# Water Heaters - Is self cleaning worth it or just a gimmick?



## Russ Toole (Dec 31, 2008)

Its time for a new water heater and have seen some that say there self cleaning.  Anyone have any experience with these?


----------



## crackerdave (Dec 31, 2008)

Not sure if there's a self-cleaning one being sold now that I don't know about,but I do know this:If you hook a garden hose to the bottom drain on a water heater and let it run till the water comes out clear,the sediment [#1 killer of water heater tanks and elements on electrics!]  will be flushed out.Do this every couple of months or so,depending on how much sediment's in your water.Well water usually has more.


----------



## jason4445 (Dec 31, 2008)

What self cleaning means is the intake pipe instead of just going straight down inside the water tank, it goes down and curves halfway around the bottom.  This, or so they say, stirs up the sediment every time water is added to the tank so hopefully the little tad of sediment that usually goes to the bottom of the tank will feed into your system and not end up in the tank.
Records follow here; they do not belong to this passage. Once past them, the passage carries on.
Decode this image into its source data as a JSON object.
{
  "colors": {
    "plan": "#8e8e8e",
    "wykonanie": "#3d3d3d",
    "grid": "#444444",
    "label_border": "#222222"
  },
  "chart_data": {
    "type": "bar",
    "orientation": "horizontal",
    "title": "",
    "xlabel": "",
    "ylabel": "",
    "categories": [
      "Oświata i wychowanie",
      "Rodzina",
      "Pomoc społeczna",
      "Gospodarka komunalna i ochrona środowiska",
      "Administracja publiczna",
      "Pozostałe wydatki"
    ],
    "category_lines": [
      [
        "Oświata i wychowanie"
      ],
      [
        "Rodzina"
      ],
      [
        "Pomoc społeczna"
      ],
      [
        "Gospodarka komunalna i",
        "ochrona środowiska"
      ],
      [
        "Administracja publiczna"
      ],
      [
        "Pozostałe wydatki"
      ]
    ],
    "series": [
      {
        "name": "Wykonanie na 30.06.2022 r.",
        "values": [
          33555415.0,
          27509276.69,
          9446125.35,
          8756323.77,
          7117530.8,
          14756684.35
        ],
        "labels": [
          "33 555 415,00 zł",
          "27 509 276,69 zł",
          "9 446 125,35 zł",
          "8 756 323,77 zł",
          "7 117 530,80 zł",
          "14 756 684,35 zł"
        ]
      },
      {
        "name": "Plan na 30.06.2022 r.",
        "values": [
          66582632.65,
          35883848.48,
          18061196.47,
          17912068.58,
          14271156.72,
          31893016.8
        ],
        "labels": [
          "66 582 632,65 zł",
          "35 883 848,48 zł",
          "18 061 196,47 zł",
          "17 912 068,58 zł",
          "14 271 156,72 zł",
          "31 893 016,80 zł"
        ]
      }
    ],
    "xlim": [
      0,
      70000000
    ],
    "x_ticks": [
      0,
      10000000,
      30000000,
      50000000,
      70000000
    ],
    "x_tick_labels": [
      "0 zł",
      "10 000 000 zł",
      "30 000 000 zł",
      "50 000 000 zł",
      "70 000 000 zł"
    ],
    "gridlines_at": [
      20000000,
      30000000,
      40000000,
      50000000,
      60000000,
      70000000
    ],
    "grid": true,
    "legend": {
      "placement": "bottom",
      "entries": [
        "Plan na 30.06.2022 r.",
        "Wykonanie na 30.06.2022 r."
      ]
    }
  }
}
I don't know how much more they charge for it, but all it amounts to is another few feet of plastic pipe inside the tank.

Does it work, probably for the smaller stuff, but for the little gravels and rust particles that end up down there I don't think it shoots them up far enough to leave the tank.  I think it is more a marketing thing than anything useful.


----------



## crackerdave (Dec 31, 2008)

jason4445 said:


> What self cleaning means is the intake pipe instead of just going straight down inside the water tank, it goes down and curves halfway around the bottom.  This, or so they say, stirs up the sediment every time water is added to the tank so hopefully the little tad of sediment that usually goes to the bottom of the tank will feed into your system and not end up in the tank.
> 
> I don't know how much more they charge for it, but all it amounts to is another few feet of plastic pipe inside the tank.
> 
> Does it work, probably for the smaller stuff, but for the little gravels and rust particles that end up down there I don't think it shoots them up far enough to leave the tank.  I think it is more a marketing thing than anything useful.



I agree with you,Jason.

Any sediment they do stir up is gonna end up in your faucet,seems to me.


----------



## builderrwc (Jan 4, 2009)

What Jason said is true and it may come to the faucet, but you can take the aerator off the faucet to let it out. I believe it allows longer between flushing, if you have sediment in your water you should hook a hose at the drain and open drain for about 3-5 min. This lets incoming water flush out the sediment, as that sediment seats on the bottom it allows a place for the tank to rust, and it causes the noise you hear on an old tank which is gas escaping from the sediment.


----------